馬車に乗ったまま、王都の通りを進み城内部へと入っていった。客車を降り、何個かある門をくぐり、そしてついに本当の城内に入った。

「ねえ、カイル」

その言葉にカイルは苦い顔をする。

「お前とかカイルとか…俺普通にお前らより歳上だからな?敬う心とかねぇのかよ」

「…ねぇ、カイル」

しかしメリーは動じなかった。

「なんだよ」

「私も…きっと旦那様も今の王がどういう人かわからないのだけれど、どういった人なのか教えて貰えるかしら?」

「我らがフェデル王ねぇ…とりあえず俺に言えるのは、人は見かけによらねぇ、俺より年下、決めた事はやり通そうとする、くらいだ」

「そう、わかったわ」

そしてついに、玉座のある広間へと通された。
そこには何人かの兵士と権力者、そして王族がいた。

「我らが王、フェデル・ナースホーン様言われていた3名無事連れてきました」

「ふむ、ご苦労であったなカイルよ。楽にして構わぬぞ、お主はそちらの方が楽であろう?」

「よくお分かりで」

「お主には良く世話になっておるからなぁ、我がまだ赤子であった頃からだからな」

その声はとても若く、いや幼く聞こえた。未だに玉座は背を向け、姿を表さない王。ただ、声だけで判断するのならとても幼く男とも女とも区別がつかなかった。

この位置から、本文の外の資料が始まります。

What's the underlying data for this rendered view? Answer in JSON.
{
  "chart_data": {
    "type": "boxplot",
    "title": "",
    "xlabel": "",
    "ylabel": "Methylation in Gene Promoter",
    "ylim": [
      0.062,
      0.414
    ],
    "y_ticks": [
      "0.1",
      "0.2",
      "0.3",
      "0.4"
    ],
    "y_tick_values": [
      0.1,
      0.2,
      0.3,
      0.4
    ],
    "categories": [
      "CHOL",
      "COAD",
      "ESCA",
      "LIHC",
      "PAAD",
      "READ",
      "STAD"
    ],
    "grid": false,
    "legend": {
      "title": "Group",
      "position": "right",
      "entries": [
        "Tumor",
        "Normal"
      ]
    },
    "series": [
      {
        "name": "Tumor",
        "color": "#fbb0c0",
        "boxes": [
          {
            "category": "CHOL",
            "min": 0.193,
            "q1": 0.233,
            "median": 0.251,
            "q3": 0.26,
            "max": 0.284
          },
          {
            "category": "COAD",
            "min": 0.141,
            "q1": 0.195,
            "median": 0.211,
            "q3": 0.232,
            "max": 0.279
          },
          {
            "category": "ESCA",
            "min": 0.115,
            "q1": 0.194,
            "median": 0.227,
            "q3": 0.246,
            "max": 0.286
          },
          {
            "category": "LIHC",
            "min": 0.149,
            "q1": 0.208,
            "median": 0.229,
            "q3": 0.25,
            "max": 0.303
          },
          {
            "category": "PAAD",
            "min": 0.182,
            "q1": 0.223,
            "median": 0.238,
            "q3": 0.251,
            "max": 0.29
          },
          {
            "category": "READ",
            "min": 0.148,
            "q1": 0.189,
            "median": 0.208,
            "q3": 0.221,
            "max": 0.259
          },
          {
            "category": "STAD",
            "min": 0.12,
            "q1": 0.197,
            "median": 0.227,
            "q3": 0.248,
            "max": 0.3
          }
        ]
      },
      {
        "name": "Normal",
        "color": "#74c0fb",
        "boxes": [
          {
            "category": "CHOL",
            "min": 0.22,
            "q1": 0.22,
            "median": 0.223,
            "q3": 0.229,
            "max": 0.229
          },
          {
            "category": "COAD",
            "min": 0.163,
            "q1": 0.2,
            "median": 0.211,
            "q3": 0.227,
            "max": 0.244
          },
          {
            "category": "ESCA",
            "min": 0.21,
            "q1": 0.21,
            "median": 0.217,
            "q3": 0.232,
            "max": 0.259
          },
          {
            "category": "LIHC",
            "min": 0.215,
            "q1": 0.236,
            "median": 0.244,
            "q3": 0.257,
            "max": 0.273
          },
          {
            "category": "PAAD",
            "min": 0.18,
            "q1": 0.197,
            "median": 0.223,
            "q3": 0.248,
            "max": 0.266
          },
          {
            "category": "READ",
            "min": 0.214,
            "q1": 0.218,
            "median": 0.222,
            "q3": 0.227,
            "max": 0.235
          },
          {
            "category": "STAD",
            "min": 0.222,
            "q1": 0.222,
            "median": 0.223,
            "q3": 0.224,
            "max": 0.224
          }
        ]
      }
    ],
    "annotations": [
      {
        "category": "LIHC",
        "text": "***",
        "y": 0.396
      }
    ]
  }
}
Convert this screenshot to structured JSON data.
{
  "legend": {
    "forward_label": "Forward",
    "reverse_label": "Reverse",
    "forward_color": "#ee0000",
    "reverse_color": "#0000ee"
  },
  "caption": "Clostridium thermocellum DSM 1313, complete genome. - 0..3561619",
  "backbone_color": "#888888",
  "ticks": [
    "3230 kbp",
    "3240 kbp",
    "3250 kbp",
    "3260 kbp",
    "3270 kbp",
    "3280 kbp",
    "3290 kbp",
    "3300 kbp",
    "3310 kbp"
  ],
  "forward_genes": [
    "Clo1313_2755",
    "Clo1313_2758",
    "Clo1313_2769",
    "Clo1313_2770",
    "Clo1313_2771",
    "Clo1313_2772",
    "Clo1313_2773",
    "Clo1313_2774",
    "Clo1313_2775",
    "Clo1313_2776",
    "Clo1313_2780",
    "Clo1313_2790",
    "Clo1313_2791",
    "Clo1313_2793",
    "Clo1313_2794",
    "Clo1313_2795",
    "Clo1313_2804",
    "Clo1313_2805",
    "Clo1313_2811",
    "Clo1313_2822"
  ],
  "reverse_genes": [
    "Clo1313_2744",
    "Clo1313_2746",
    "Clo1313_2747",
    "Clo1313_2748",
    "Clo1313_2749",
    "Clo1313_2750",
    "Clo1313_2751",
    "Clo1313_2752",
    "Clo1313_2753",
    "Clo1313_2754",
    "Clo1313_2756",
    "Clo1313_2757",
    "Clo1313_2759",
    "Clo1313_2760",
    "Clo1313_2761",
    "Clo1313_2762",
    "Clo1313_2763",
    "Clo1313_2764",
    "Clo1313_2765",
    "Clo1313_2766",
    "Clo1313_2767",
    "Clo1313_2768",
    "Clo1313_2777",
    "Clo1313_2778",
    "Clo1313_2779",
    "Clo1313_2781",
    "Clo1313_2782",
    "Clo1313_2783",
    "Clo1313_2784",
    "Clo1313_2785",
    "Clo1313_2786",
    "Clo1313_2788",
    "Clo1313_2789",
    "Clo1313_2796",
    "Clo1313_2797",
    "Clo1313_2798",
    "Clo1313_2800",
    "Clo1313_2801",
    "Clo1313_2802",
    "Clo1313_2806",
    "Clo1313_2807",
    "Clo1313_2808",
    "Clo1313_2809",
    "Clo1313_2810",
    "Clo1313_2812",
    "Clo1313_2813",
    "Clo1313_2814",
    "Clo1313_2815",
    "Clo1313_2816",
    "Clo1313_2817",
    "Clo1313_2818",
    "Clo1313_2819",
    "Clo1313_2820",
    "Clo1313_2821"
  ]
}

「さて、我が城までよく来てくれたな鬼と2名の女達よ。まずは歓迎しよう」

王は立ち上がった。そしてそのまま歩き出し言葉を続けた。

「我のことは聞いているおるかも知れぬが、我こそが『ナグニアル』第32代国王フェデル・ナースホーンである」

背を向けた玉座の前に立ち、胸を張りその胸に手を当て自らを主張している王は予想通り、男とも女とも見分けのつかぬほどの見た目の子供であった。